April 22, 2010

VElisa Rizo

Elisa Rizo is one of the first researchers to study the theatrical literature of Equatorial Guinea. In a March trip to the country, she attended three live performances. Photo by Bob Elbert.

Beyond borders

by Laura Engelson, LAS Communications

Elisa Rizo doesn't limit herself to any geographic boundaries. The assistant professor of world languages and cultures studies situations in which cultures and identities overlap, often transcending established borders and creating new cultural spaces.

One of those little known spaces is the literature of Equatorial Guinea, the only Spanish-speaking nation in sub-Saharan Africa. A very small country surrounded by French-speaking nations, its Hispanic identity has grown in relative isolation from the rest of the Hispanic world, Rizo said.

Equatorial Guinea gained its independence from Spain in 1968, and its national literature still is developing. Despite the fact that there is little government support for literary pursuits and virtually no libraries open to the public, Rizo said Equatorial Guinea is developing a vibrant literary culture.

"It's important to look at local, specific cases. Sometimes the bigger picture can be seen in the smaller details."

-- Elisa Rizo

Literature as drama

One of the most accessible forms of this expanding literary culture is theater, a focal point of Rizo's research.

"Theater is an accessible venue in Equatorial Guinea for sharing ideas and dialoguing," Rizo said.

She has studied videos and scripts from Equatorial Guinean dramas, which are developed with few resources besides the local writers' and theater companies' creativity.

The theatrical literature in Equatorial Guinea is not well known around the world except by a handful of specialists, Rizo said. She is one of the first to fully engage in research of Equatorial Guinean theater.

Rizo traveled to Equatorial Guinea last month, in part to attend three live drama performances by the Bocamandja theater company.

"It was important to see the reaction of the audience and how the live performance opens the doors for other possible meanings of the dramas in print," she said.

The performances focused on a range of issues -- such as equality, women's rights, corruption and the future of the country -- geared to instill civic participation, Rizo said. She observes the ways in which writers describe their local experiences, and how those experiences reflect global issues.

Black Seminole research

Rizo's research involves another little-known edge of the world: the diaspora of Black Seminoles into Mexico. Black Seminoles, as they became known, are descendents of African-American slaves in the Gullah region of South Carolina and Georgia who escaped slavery in the late 1600s and formed an alliance with the Seminole Indians in the Florida wilderness.

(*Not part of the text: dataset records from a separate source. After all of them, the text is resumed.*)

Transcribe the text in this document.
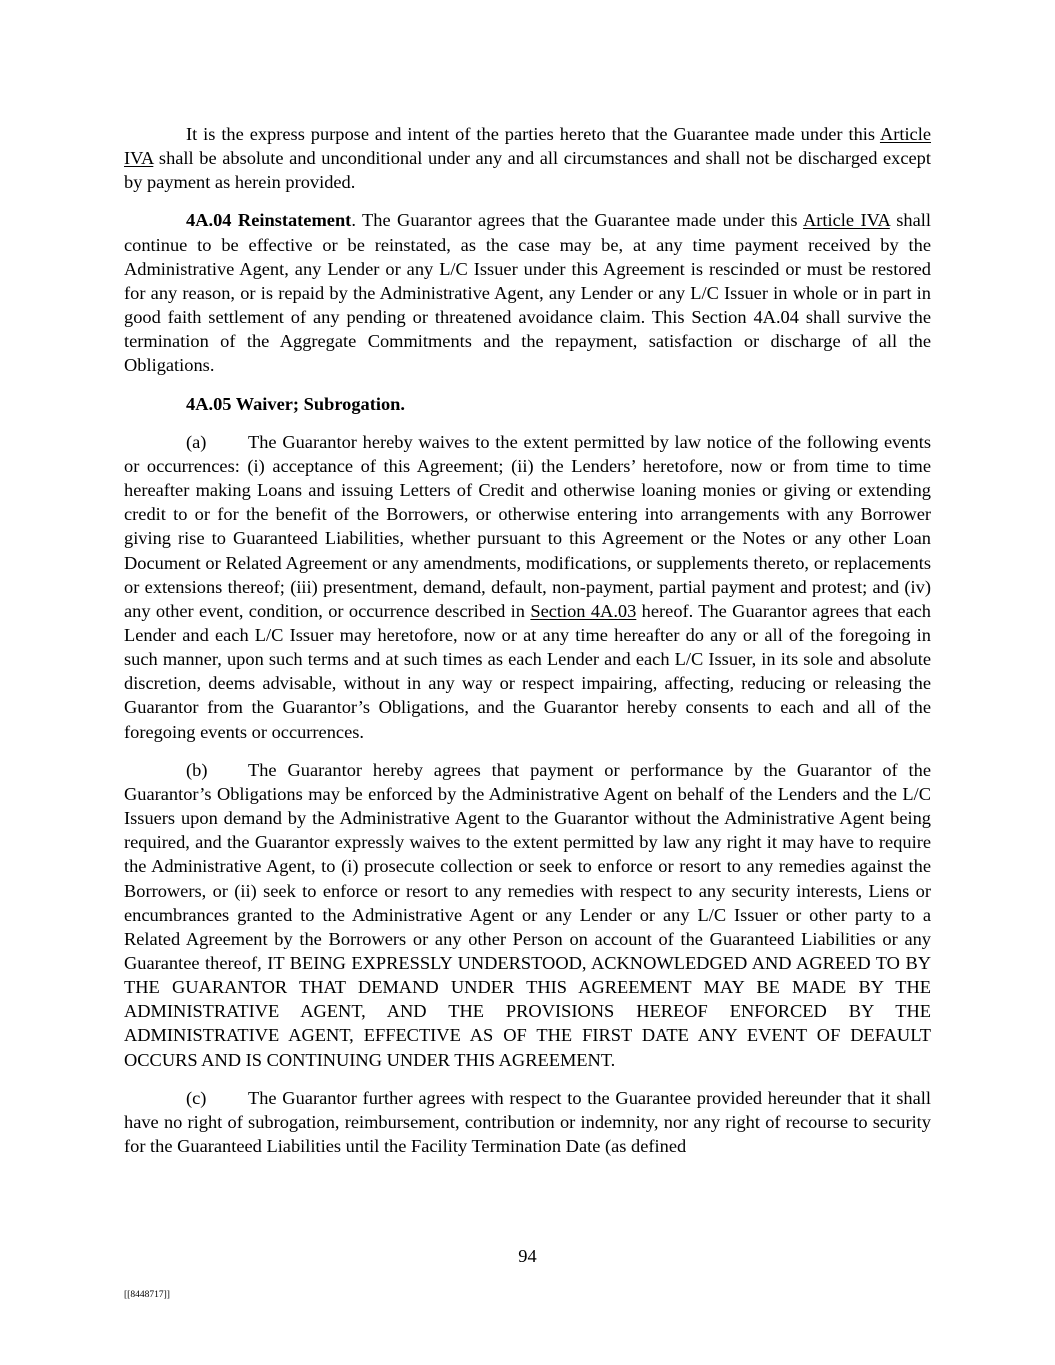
It is the express purpose and intent of the parties hereto that the Guarantee made under this Article IVA shall be absolute and unconditional under any and all circumstances and shall not be discharged except by payment as herein provided.

4A.04 Reinstatement. The Guarantor agrees that the Guarantee made under this Article IVA shall continue to be effective or be reinstated, as the case may be, at any time payment received by the Administrative Agent, any Lender or any L/C Issuer under this Agreement is rescinded or must be restored for any reason, or is repaid by the Administrative Agent, any Lender or any L/C Issuer in whole or in part in good faith settlement of any pending or threatened avoidance claim. This Section 4A.04 shall survive the termination of the Aggregate Commitments and the repayment, satisfaction or discharge of all the Obligations.

4A.05 Waiver; Subrogation.

(a) The Guarantor hereby waives to the extent permitted by law notice of the following events or occurrences: (i) acceptance of this Agreement; (ii) the Lenders’ heretofore, now or from time to time hereafter making Loans and issuing Letters of Credit and otherwise loaning monies or giving or extending credit to or for the benefit of the Borrowers, or otherwise entering into arrangements with any Borrower giving rise to Guaranteed Liabilities, whether pursuant to this Agreement or the Notes or any other Loan Document or Related Agreement or any amendments, modifications, or supplements thereto, or replacements or extensions thereof; (iii) presentment, demand, default, non-payment, partial payment and protest; and (iv) any other event, condition, or occurrence described in Section 4A.03 hereof. The Guarantor agrees that each Lender and each L/C Issuer may heretofore, now or at any time hereafter do any or all of the foregoing in such manner, upon such terms and at such times as each Lender and each L/C Issuer, in its sole and absolute discretion, deems advisable, without in any way or respect impairing, affecting, reducing or releasing the Guarantor from the Guarantor’s Obligations, and the Guarantor hereby consents to each and all of the foregoing events or occurrences.

(b) The Guarantor hereby agrees that payment or performance by the Guarantor of the Guarantor’s Obligations may be enforced by the Administrative Agent on behalf of the Lenders and the L/C Issuers upon demand by the Administrative Agent to the Guarantor without the Administrative Agent being required, and the Guarantor expressly waives to the extent permitted by law any right it may have to require the Administrative Agent, to (i) prosecute collection or seek to enforce or resort to any remedies against the Borrowers, or (ii) seek to enforce or resort to any remedies with respect to any security interests, Liens or encumbrances granted to the Administrative Agent or any Lender or any L/C Issuer or other party to a Related Agreement by the Borrowers or any other Person on account of the Guaranteed Liabilities or any Guarantee thereof, IT BEING EXPRESSLY UNDERSTOOD, ACKNOWLEDGED AND AGREED TO BY THE GUARANTOR THAT DEMAND UNDER THIS AGREEMENT MAY BE MADE BY THE ADMINISTRATIVE AGENT, AND THE PROVISIONS HEREOF ENFORCED BY THE ADMINISTRATIVE AGENT, EFFECTIVE AS OF THE FIRST DATE ANY EVENT OF DEFAULT OCCURS AND IS CONTINUING UNDER THIS AGREEMENT.

(c) The Guarantor further agrees with respect to the Guarantee provided hereunder that it shall have no right of subrogation, reimbursement, contribution or indemnity, nor any right of recourse to security for the Guaranteed Liabilities until the Facility Termination Date (as defined

94
[[8448717]]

Rizo studies the transformation of their cultural identity and their connections with their "base" culture: the Gullah Geechee Nation, which extends from Jacksonville, N.C., to Jacksonville, Fla.

The Black Seminoles eventually split and some migrated to the U.S./Mexico border. Rizo studies how this group of dispersed people is represented in Mexican literature and media versus how they represent themselves in literature or at cultural events and celebrations.

Rizo has traveled to the U.S./Mexico border with Queen Quet, the chieftess of the Gullah Geechee Nation, and has met with the chief of the Black Seminoles. On these visits, she learned about how they track their own history.

"In my research, I highlight the way in which Black Seminoles and the Gullah-Geechee present their oral tradition," she said.

Back in class

Rizo's students also are learning about the literatures and cultures of Equatorial Guinea and the Black Seminoles, especially when she teaches a seminar on Afro-Hispanic civilization.

In her Latin America Today class, she delves into contemporary popular culture, film and art that responds to political movements, free trade agreements and social justice issues.

Another class she enjoys teaching is Spanish for the Professions, in which students learn about professional practices in the fields of business, engineering and agriculture within the Hispanic world. Students also are encouraged to analyze the potential social impacts that professional decisions may have.

Through these classes, Rizo hopes her students will understand that cultures are dynamic and flexible.

"It's important to look at local, specific cases," she said. "Sometimes the bigger picture can be seen in the smaller details."